Last week I went to Singapore to attend an IFLA satellite meeting, titled “Global Collaboration among Information Professionals”, where I presented my paper about iSchool faculty’s interdisciplinary engagement in teaching and research. It was a great meeting hosted by Wee Kim Wee School of Communication and Information at Nanyang Technological University in Singapore. Thirteen papers were presented at the meeting, and I was particularly interested in the ones about a particular LIS school’s effort in collaboration:

1. Shigeo Sugimoto (dean of the LIS school in University of Tsukuba, Japan) gave a talk about CiSAP, which stands for the Consortium of iSchools in Asia-Pacific. CiSAP is like a regional iSchool caucus, except that their schools don’t necessarily meet the iSchool criteria. There is no membership fee, and any LIS school in the Asia-Pacific region can join if they have five or more full time equivalent academic staff members. CiSAP was formed in 2008, and they host an annual meeting every year.

 2. Rae-Anne Montague from Illinois at Urbana-Champaign gave a talk about their schools’s recent efforts to advance international collaborations in teaching, research and service. She also highlighted the lessons learned in establishing and cultivating fruitful international collaborations.

 3. Wooseob Jeong (interim dean at UW Milwaukee) gave a talk about their school’s international collaborations, such as the 1+1, 2+2 degree programs, summer internship programs, study abroad programs, and other active student recruitment efforts. He also talked about the challenges based on their experience with international collaboration.

4. Caroline  Haythornthwaite (dean at British Columbia) gave a talk that outlined the aims and experiences at their school in joining the iSchool caucus.

5. Tom Denison from Monash University gave a talk about how they developed the masters of Information and Knolwedge Management degree at their school, and how it is informing further community engagement, collaboration, and innovation in curriculum development and delivery.
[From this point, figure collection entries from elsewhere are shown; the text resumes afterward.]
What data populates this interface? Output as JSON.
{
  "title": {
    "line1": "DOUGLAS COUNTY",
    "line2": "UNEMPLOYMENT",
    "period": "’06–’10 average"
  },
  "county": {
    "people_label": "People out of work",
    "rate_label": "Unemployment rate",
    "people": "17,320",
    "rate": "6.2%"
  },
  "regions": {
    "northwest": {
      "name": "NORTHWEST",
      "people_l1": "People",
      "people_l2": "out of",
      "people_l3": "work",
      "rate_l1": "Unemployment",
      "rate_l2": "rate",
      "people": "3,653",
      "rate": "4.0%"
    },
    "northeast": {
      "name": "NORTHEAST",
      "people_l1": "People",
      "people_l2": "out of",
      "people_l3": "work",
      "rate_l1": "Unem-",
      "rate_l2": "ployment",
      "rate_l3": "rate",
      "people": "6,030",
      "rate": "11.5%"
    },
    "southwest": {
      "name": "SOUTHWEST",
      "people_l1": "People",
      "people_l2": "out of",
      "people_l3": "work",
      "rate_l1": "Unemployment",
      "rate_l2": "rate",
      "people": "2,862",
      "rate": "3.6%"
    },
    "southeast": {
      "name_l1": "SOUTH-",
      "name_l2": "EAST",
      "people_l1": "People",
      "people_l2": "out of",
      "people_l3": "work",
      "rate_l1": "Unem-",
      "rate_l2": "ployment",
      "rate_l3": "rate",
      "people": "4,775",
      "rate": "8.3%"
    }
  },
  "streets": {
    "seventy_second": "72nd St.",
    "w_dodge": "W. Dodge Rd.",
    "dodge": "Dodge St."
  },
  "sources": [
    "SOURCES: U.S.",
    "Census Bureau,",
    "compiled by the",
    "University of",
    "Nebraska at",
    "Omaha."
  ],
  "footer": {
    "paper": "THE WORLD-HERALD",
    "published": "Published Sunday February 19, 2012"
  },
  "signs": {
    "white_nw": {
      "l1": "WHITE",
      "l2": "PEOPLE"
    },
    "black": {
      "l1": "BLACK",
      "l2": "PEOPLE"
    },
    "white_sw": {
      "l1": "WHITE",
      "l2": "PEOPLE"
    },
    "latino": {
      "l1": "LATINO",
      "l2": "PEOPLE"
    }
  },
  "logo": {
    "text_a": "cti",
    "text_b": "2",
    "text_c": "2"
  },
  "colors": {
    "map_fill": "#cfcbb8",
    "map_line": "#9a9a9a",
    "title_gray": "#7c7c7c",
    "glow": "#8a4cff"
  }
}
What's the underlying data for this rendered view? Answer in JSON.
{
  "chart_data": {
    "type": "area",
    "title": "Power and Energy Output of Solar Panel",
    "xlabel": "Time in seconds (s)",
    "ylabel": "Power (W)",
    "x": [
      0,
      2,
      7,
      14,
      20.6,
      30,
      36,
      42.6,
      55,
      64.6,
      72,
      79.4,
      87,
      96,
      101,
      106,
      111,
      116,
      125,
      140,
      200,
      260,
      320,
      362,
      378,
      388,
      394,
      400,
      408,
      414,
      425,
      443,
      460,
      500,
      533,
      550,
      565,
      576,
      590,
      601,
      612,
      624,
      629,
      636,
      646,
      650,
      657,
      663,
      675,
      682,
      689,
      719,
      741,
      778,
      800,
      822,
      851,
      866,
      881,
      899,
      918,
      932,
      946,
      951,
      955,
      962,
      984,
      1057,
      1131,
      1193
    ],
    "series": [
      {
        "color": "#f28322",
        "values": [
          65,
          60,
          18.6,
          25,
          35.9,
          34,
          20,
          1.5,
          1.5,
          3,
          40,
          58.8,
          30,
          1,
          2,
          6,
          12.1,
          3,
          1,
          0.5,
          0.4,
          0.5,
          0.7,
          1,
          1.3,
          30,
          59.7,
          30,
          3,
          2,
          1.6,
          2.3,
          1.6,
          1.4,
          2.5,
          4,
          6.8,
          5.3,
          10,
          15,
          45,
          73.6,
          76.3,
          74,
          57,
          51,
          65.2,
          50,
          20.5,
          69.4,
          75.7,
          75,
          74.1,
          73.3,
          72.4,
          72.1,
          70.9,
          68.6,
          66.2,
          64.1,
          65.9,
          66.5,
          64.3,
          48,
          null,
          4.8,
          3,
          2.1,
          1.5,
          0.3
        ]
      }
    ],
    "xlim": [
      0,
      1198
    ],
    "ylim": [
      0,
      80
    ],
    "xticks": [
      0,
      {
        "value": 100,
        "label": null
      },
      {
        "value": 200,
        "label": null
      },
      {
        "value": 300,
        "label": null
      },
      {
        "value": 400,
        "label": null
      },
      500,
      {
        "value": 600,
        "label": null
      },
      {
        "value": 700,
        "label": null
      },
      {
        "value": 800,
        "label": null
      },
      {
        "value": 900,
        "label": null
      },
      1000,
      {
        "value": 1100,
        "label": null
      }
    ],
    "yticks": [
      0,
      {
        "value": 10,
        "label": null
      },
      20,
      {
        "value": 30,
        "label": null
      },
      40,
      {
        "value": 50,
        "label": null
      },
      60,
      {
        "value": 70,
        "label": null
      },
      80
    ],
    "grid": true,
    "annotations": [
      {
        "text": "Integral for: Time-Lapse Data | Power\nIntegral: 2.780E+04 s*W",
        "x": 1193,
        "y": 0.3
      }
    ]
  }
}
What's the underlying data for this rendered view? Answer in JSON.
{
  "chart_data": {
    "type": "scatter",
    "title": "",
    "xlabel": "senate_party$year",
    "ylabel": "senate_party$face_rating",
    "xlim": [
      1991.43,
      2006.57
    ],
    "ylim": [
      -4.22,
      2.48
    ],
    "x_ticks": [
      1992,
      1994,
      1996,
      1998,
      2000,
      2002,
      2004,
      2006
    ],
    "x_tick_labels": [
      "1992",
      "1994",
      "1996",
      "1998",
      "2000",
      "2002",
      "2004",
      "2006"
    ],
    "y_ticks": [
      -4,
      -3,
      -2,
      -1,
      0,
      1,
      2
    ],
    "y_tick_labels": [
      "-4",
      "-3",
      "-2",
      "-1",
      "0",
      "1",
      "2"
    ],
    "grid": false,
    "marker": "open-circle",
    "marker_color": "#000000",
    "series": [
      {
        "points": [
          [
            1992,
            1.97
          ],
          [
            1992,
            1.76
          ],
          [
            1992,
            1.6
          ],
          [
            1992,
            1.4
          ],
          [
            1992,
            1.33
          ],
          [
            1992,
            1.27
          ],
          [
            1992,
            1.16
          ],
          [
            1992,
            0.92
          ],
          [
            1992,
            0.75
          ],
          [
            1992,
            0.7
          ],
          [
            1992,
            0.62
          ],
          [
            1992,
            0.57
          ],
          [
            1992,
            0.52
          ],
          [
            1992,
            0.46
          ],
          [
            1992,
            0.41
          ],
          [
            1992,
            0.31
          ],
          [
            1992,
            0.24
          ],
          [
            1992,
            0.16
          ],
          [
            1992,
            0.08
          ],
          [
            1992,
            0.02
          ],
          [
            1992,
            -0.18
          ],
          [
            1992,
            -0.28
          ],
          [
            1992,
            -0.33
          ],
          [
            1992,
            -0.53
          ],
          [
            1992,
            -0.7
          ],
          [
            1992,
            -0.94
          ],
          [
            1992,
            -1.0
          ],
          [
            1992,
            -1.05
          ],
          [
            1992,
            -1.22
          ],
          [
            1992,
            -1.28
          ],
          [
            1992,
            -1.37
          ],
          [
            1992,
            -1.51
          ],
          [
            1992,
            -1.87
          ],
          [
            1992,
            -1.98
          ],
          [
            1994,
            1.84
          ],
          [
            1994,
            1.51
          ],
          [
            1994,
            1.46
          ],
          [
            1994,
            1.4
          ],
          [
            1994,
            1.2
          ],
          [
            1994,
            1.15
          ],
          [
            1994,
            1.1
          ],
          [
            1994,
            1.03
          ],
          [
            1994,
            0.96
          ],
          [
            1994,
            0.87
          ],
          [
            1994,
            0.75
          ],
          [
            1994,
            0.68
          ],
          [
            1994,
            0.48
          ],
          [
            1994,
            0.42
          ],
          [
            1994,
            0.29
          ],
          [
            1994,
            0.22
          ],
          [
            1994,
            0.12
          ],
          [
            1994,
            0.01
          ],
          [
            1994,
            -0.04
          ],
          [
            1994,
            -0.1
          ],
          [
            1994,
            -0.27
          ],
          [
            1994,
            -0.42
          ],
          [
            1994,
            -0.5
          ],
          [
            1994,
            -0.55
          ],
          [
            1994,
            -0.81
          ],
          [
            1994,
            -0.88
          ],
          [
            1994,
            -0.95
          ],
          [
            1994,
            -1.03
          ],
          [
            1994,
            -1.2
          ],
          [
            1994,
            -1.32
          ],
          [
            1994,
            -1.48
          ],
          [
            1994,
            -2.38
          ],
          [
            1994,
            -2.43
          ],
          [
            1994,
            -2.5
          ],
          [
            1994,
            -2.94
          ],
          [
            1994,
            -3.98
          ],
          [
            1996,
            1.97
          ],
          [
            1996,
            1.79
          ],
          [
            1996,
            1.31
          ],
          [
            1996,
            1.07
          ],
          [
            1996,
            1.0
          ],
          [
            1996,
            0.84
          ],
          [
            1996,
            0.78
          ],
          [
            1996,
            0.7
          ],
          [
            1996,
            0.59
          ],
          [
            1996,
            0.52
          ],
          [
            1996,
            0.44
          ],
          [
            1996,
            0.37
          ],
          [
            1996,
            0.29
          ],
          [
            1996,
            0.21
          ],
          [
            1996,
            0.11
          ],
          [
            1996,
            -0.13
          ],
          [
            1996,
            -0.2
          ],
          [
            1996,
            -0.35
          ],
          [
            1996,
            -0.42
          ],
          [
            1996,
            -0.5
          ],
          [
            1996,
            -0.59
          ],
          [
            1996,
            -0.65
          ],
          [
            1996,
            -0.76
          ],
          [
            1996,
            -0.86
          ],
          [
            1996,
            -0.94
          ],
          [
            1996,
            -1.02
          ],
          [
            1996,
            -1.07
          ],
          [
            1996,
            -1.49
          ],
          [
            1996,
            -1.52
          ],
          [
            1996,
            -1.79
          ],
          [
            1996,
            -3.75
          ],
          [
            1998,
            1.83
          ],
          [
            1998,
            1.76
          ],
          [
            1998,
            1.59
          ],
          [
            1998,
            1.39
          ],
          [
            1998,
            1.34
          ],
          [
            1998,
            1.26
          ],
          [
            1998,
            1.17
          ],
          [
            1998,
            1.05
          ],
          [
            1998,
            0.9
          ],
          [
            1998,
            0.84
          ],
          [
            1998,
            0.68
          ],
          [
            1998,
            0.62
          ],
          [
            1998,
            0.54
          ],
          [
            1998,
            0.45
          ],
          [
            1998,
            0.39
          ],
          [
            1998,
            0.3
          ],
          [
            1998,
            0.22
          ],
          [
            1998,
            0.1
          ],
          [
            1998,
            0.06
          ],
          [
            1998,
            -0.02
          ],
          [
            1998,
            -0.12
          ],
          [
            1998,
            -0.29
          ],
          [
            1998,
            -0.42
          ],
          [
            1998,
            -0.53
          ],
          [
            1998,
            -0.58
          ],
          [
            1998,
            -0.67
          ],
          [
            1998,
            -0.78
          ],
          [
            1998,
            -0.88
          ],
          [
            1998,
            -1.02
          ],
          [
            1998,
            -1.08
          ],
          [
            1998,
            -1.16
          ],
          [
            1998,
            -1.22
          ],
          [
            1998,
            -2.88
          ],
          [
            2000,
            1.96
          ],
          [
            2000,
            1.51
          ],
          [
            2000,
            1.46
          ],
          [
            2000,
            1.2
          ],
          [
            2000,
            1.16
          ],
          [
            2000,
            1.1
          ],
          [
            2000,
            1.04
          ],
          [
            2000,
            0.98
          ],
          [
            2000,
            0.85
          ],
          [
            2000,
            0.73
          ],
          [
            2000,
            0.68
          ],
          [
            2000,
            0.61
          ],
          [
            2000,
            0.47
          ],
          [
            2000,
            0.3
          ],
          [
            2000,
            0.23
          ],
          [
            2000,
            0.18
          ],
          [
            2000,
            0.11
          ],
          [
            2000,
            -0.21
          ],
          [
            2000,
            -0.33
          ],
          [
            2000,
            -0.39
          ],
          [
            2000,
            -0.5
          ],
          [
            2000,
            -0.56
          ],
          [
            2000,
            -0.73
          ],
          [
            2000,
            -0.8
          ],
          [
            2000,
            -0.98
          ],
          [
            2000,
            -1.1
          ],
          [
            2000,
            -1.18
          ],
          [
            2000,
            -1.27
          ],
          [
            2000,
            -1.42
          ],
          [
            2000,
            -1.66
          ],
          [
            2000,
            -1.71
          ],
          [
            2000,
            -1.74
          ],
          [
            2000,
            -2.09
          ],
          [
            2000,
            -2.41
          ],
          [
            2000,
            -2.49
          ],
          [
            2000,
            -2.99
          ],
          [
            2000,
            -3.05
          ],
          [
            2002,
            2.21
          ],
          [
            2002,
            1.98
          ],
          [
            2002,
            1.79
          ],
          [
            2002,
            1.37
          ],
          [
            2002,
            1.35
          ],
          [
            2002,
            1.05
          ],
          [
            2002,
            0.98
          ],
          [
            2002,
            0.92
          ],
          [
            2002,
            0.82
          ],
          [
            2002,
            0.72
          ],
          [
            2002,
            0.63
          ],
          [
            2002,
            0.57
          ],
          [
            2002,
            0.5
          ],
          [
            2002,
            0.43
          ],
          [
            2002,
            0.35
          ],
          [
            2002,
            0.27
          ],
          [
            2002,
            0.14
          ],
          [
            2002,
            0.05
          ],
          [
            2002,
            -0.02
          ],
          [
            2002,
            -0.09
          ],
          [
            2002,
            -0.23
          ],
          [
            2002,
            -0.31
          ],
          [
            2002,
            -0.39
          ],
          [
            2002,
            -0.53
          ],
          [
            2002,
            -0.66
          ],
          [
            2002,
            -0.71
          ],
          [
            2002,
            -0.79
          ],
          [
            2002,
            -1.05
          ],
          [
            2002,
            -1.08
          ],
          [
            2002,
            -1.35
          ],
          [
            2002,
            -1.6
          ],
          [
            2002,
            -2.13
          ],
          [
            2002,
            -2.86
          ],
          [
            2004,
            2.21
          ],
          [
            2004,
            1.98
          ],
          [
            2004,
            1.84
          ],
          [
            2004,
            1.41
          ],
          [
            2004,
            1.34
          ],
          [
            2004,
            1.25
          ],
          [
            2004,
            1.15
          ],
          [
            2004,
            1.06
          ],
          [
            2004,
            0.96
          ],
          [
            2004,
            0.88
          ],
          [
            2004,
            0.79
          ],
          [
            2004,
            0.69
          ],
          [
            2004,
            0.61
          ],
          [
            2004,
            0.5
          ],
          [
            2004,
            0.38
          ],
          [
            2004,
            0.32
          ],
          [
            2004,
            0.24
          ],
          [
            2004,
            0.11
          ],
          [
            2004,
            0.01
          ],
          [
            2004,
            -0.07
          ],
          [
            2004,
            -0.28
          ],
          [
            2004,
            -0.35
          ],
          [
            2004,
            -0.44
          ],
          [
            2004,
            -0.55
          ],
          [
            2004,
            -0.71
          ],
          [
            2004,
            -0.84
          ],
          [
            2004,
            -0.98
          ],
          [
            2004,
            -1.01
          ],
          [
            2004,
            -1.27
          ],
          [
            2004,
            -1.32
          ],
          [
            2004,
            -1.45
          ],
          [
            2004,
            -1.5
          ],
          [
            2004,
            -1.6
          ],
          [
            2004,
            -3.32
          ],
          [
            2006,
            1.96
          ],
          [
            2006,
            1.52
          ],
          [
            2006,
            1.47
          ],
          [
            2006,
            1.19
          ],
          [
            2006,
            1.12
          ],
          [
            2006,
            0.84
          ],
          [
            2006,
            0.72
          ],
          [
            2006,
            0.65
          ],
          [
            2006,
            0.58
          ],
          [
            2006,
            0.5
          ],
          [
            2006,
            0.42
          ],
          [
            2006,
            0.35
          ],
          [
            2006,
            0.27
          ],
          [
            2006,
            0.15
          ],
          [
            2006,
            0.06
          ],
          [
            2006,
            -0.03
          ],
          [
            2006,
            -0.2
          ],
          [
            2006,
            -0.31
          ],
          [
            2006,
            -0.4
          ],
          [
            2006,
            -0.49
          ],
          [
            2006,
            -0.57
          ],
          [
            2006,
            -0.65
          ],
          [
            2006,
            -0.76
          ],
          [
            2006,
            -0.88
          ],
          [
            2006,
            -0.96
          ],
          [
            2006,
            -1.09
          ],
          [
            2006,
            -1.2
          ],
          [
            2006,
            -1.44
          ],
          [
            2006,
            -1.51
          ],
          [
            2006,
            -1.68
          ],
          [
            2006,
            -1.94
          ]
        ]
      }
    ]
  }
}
6. Gayner Erye from Aberystwyth University in UK gave a talk about the development of “Pathways to Information Leadership”, which is a professional development program to appeal to information managers in all sectors globally, by combining coverage of traditional library areas of expertise with courses covering subjects such as information governance, information strategy, risk management and information law and ethics. This program is completely online.

Among them, #4, #5 and #6 were most insightful – they gave me much to think about regarding the direction of the LIS field and the kind of education we should provide for future information professionals. As the number of jobs in the traditional library setting is decreasing, we need to seriously broaden our purview of what it means/takes to be an information professional in this day and age. I think we have to go through some sort of transformation to redefine the roles of LIS schools in preparing talents to meet the evolving needs of the society. Much is to be done, and it would be great if we could have more meetings like the IFLA satellite meeting in the future to exchange ideas and have a discussion about this important topic.